# 2016 Emax 25 won’t start



## Dave 2269 (Feb 17, 2019)

My Emax 25 was running great. Parked it. Came back. Dead key. Battery is good. Pto in neutral. Hydrostat selector in neutral. Park brake engaged. Still dead key. No cranking. Nothing. Help.


----------



## Hoodoo Valley (Nov 14, 2006)

Welcome to the forum Dave. I'd check the connections at the battery, and the starter / ground, as well as maybe the seat / operator presence switch. Others will chime in with other ideas but the only other thing I can imagine it being is the ignition switch itself.


----------



## rdr202 (Apr 5, 2010)

Dave 2269 said:


> My Emax 25 was running great. Parked it. Came back. Dead key. Battery is good. Pto in neutral. Hydrostat selector in neutral. Park brake engaged. Still dead key. No cranking. Nothing. Help.
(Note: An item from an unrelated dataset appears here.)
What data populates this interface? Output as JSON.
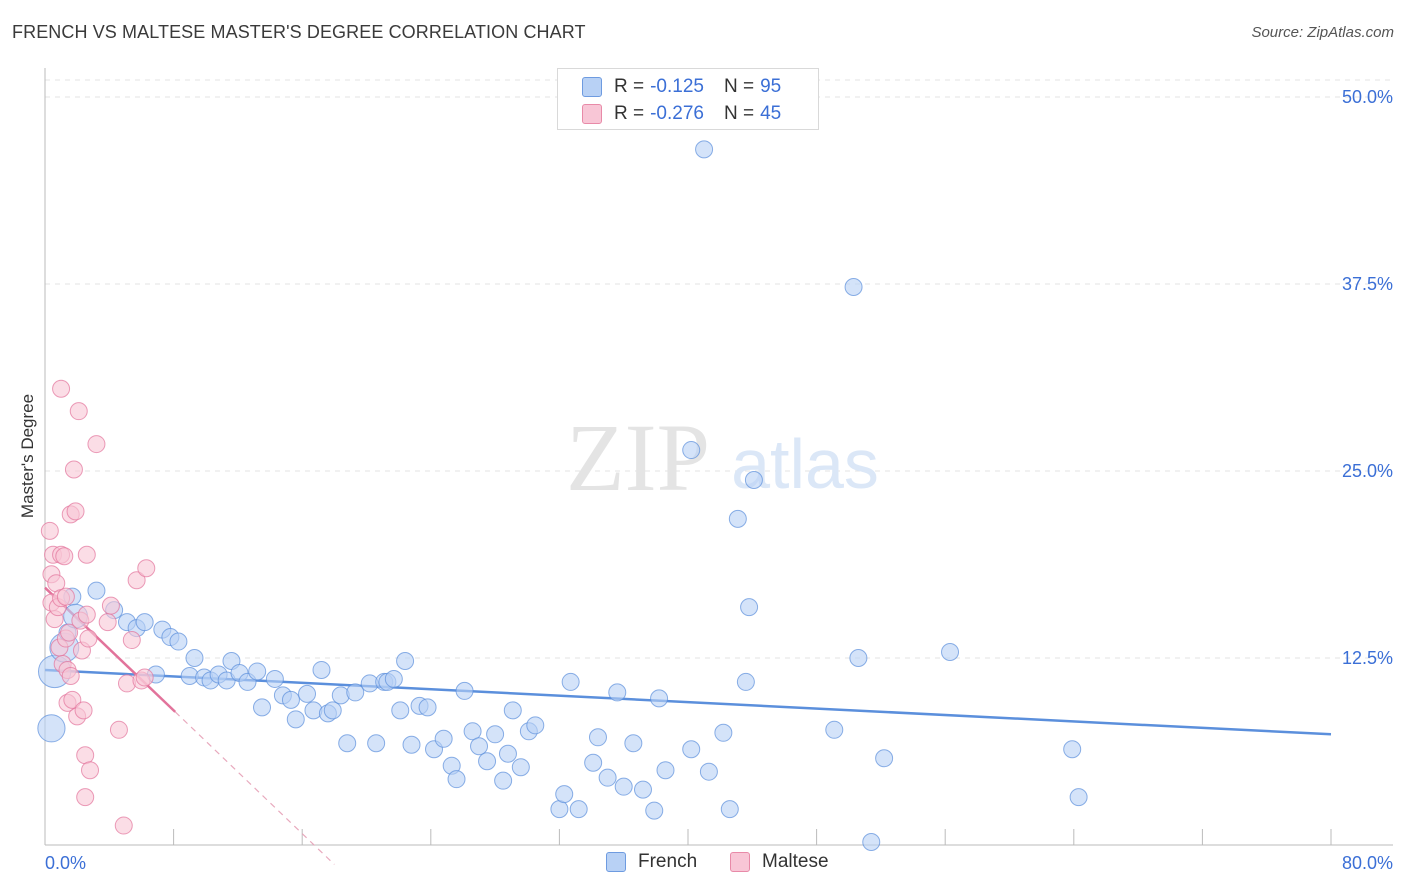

Check the seat safety wire mine got cut in half by seat frame spliced it back together and she started right up.


Sent from my iPad using Tractor Forum


----------



## k7iou (May 8, 2016)

Dave 2269 said:


> My Emax 25 was running great. Parked it. Came back. Dead key. Battery is good. Pto in neutral. Hydrostat selector in neutral. Park brake engaged. Still dead key. No cranking. Nothing. Help.


My neighbor has a Emax 28 and she has a similar problem. I found the clutch pedal safety switch out of wack. Push it down all the way and it won’t start, let up on pedal several inches and it cranks.

Now if we can cure the cold start issue. Have to use ether. Acts like glow plugs not working.


----------